Supt. Kouassi, who says he has no regrets about his participation in the film, sums things up when he tells a suspect, "I'm a policeman. If I kill you right now, nothing will happen to me." Not to give too much away, but the film ends with his promotion. Recommended.
What kind of public or academic film collection is this criminal justice documentary best suited for?

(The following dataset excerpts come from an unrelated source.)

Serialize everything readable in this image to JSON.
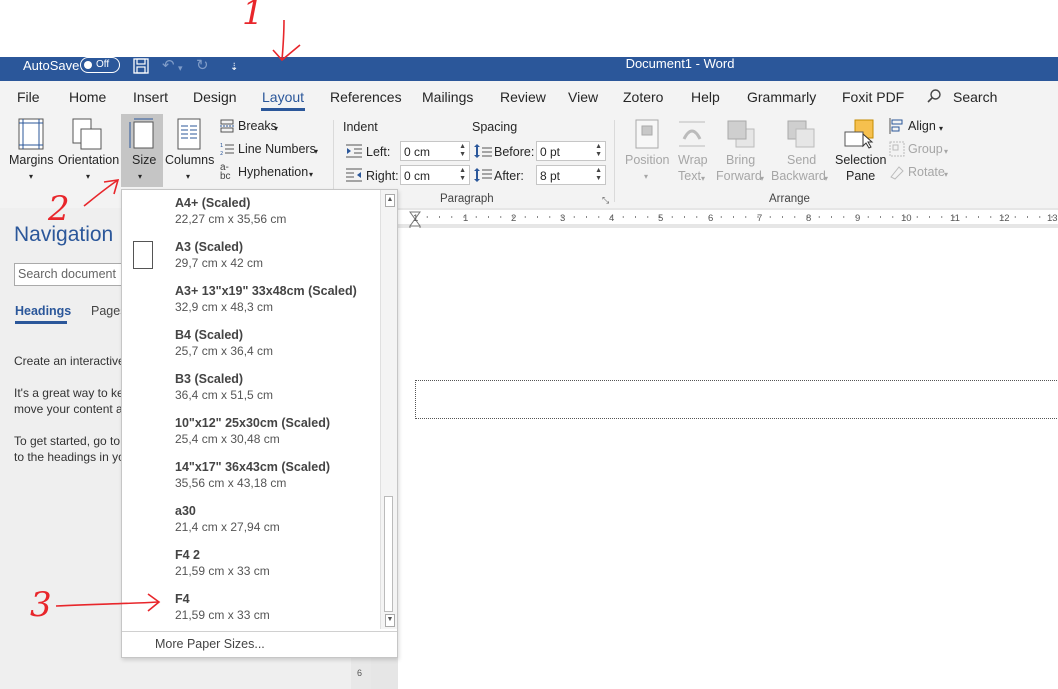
{
  "titlebar": {
    "autosave_label": "AutoSave",
    "autosave_state": "Off",
    "doc_title": "Document1  -  Word",
    "quick_access_more": "⇡"
  },
  "tabs": [
    {
      "label": "File"
    },
    {
      "label": "Home"
    },
    {
      "label": "Insert"
    },
    {
      "label": "Design"
    },
    {
      "label": "Layout",
      "active": true
    },
    {
      "label": "References"
    },
    {
      "label": "Mailings"
    },
    {
      "label": "Review"
    },
    {
      "label": "View"
    },
    {
      "label": "Zotero"
    },
    {
      "label": "Help"
    },
    {
      "label": "Grammarly"
    },
    {
      "label": "Foxit PDF"
    }
  ],
  "search_label": "Search",
  "ribbon": {
    "margins": "Margins",
    "orientation": "Orientation",
    "size": "Size",
    "columns": "Columns",
    "breaks": "Breaks",
    "line_numbers": "Line Numbers",
    "hyphenation": "Hyphenation",
    "indent": "Indent",
    "spacing": "Spacing",
    "left_label": "Left:",
    "left_value": "0 cm",
    "right_label": "Right:",
    "right_value": "0 cm",
    "before_label": "Before:",
    "before_value": "0 pt",
    "after_label": "After:",
    "after_value": "8 pt",
    "paragraph_group": "Paragraph",
    "position": "Position",
    "wrap": "Wrap",
    "wrap2": "Text",
    "bring": "Bring",
    "bring2": "Forward",
    "send": "Send",
    "send2": "Backward",
    "selection": "Selection",
    "selection2": "Pane",
    "align": "Align",
    "group": "Group",
    "rotate": "Rotate",
    "arrange_group": "Arrange"
  },
  "ruler": [
    "1",
    "2",
    "3",
    "4",
    "5",
    "6",
    "7",
    "8",
    "9",
    "10",
    "11",
    "12",
    "13"
  ],
  "navigation": {
    "title": "Navigation",
    "search_placeholder": "Search document",
    "tab_headings": "Headings",
    "tab_pages": "Pages",
    "text1": "Create an interactive",
    "text2a": "It's a great way to ke",
    "text2b": "move your content a",
    "text3a": "To get started, go to",
    "text3b": "to the headings in yo"
  },
  "size_dropdown": {
    "items": [
      {
        "name": "A4+ (Scaled)",
        "dims": "22,27 cm x 35,56 cm"
      },
      {
        "name": "A3 (Scaled)",
        "dims": "29,7 cm x 42 cm"
      },
      {
        "name": "A3+ 13\"x19\" 33x48cm (Scaled)",
        "dims": "32,9 cm x 48,3 cm"
      },
      {
        "name": "B4 (Scaled)",
        "dims": "25,7 cm x 36,4 cm"
      },
      {
        "name": "B3 (Scaled)",
        "dims": "36,4 cm x 51,5 cm"
      },
      {
        "name": "10\"x12\" 25x30cm (Scaled)",
        "dims": "25,4 cm x 30,48 cm"
      },
      {
        "name": "14\"x17\" 36x43cm (Scaled)",
        "dims": "35,56 cm x 43,18 cm"
      },
      {
        "name": "a30",
        "dims": "21,4 cm x 27,94 cm"
      },
      {
        "name": "F4 2",
        "dims": "21,59 cm x 33 cm"
      },
      {
        "name": "F4",
        "dims": "21,59 cm x 33 cm"
      }
    ],
    "more": "More Paper Sizes..."
  },
  "vruler_num": "6",
  "annotations": {
    "n1": "1",
    "n2": "2",
    "n3": "3"
  },
  "colors": {
    "accent": "#2b579a",
    "annotation": "#e8262b"
  }
}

This documentary should be included in French and African Cinema, Criminal Justice, Ethics, Expository Documentary, and Urban Studies collections. Public libraries that curate hard-hitting international documentaries or explore post-colonial African governance will find this title compelling and discussion-generating. Academic libraries, particularly those with strong global studies or justice programs, will benefit most from its inclusion.
What academic subject can use this French cinema vérité documentary in the classroom?
Mosco Boucault’s A Murder in Abidjan is a vital resource for college-level courses in African Studies, Criminal Justice, Ethics, French or African Cinema, and Urban Sociology. The vérité-style approach offers unfiltered access to systemic issues in law enforcement and justice in post-colonial West Africa. Professors in cinéma vérité courses will find Boucault's unobtrusive observational technique to be an excellent case study in documentary ethics and expository style.